The timing for further deterioration of social studies could not be worse. In four years, our nation will mark the 250th anniversary of the Declaration of Independence. The legacy of the founding will be debated through the lens of our contemporary, polarized politics, meaning the adults in the room are likely to be having plenty of arguments. If we do nothing to change the current trajectory of social studies, the legacy of the 250th will be to reinforce our ill civic health for another generation.

A better path, blazed with productive pieces of legislation, would affirm our educators and call teachers and students to higher achievement in history and civics. It is possible for us to identify and promote unifying concepts in this direction.
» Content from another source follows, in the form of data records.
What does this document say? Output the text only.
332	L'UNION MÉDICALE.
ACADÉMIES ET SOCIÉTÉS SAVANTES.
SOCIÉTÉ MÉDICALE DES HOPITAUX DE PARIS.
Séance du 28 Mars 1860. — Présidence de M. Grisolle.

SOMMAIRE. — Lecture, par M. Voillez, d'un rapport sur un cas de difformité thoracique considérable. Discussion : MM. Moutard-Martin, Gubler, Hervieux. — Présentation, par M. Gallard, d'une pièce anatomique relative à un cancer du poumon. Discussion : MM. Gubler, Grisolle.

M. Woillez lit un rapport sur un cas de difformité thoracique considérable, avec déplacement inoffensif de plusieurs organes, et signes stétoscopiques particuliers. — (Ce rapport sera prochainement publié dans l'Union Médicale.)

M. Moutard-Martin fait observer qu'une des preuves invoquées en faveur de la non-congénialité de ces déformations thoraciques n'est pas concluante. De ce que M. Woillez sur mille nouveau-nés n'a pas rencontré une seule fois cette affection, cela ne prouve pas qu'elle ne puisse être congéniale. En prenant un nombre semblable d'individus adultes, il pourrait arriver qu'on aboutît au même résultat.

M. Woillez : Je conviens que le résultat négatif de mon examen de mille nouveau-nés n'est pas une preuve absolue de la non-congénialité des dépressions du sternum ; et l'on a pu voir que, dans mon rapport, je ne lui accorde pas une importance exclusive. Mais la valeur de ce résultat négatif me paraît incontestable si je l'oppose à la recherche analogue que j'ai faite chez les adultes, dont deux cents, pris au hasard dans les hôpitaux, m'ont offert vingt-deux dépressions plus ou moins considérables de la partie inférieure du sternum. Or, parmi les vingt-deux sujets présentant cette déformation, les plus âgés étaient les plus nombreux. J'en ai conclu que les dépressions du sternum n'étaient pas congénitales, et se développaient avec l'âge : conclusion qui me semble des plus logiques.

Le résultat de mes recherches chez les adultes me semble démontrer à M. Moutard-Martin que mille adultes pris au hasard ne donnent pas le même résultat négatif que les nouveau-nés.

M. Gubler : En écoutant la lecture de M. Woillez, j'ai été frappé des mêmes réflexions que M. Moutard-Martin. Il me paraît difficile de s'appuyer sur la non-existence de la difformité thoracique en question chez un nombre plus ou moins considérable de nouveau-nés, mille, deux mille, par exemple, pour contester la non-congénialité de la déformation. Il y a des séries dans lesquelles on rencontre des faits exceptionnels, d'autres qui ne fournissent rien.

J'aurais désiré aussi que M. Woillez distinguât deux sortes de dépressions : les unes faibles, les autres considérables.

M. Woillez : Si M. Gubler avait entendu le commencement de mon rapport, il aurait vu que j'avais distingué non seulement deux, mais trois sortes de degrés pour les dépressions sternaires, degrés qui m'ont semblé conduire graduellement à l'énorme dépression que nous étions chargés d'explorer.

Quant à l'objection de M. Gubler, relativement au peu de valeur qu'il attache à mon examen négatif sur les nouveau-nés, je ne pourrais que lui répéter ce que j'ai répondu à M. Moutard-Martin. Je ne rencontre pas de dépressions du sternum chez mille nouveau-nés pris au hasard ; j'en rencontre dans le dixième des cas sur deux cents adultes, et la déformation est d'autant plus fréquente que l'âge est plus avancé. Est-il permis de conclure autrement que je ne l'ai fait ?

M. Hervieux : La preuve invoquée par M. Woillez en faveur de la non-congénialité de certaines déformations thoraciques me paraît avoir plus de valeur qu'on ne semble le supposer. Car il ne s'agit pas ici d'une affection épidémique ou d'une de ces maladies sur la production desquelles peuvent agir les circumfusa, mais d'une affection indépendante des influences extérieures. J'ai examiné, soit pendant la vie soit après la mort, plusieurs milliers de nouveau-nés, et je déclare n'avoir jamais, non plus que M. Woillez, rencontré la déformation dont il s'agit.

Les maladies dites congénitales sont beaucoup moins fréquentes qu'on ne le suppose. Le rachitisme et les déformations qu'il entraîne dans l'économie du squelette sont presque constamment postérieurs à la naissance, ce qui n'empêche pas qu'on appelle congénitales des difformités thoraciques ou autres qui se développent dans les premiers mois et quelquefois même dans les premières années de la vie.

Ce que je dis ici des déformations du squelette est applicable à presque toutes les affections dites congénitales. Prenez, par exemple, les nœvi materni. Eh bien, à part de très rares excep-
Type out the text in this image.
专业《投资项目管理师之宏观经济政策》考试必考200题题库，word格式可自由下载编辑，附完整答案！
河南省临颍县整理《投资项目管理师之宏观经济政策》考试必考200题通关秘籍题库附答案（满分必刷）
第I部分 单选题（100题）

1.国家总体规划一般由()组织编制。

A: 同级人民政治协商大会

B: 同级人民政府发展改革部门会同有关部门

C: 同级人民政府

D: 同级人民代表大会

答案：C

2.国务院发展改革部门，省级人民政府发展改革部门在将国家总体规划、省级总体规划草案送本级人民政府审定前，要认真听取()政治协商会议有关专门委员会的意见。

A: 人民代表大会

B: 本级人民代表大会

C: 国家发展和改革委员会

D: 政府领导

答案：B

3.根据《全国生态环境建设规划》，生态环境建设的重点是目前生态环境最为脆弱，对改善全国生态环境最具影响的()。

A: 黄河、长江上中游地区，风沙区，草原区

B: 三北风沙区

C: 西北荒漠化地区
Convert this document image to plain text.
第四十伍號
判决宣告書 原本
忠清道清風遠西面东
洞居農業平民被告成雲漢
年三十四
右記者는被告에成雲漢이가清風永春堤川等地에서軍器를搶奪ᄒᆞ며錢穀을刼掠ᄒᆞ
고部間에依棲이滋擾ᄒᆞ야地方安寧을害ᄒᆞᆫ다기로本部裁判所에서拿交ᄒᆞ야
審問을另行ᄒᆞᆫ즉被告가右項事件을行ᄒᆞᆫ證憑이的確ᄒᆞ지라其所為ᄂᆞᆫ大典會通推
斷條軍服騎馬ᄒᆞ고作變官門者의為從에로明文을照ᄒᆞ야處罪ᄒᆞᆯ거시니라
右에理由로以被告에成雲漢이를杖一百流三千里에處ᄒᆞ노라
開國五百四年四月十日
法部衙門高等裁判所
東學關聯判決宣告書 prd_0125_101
Some good notions include:

  1. History is essential to students’ understanding of themselves and the world in which they live.
  2. At times, history will entail a joyous exploration of human achievement. At other times, history will require that we confront painful truths about human failures.
  3. History education should begin in the earliest grades and involve age-appropriate, progressively complex inquiry all the way through the K-12 experience.
  4. History education should develop skills needed to become empathetic, well-informed thinkers and members of society.
  5. The difficult work undertaken in our social studies classrooms creates a healthy patriotism, one that acknowledges the faults in our history but remains committed to the process of forming a more perfect Union.
  6. The wellbeing of our nation depends on the ability to disagree respectfully and productively, and to create civic friendships with others whose beliefs and experiences differ from our own.
  7. Developing civic mindedness requires practice. Consequently, the social studies classroom should be a place where mistakes are expected to occur, and where forgiveness and mutual respect are plentiful.
  8. Educators should have access to high-quality professional development and curricular resources.
  9. Social studies should occupy a minimum of 45 minutes in each classroom day.
  10. Any process of making changes to social studies standards and resources should begin with questions posed to educators: What do you need to be able to give students the historical understanding and civic awareness they deserve? How can the state help you become a better educator?

Given adequate resources and time, social studies will equip following generations to preserve the best aspects of our nation’s achievements and to promote healing over our biggest mistakes. We should make room for educators to practice their profession and do all we can to provide support.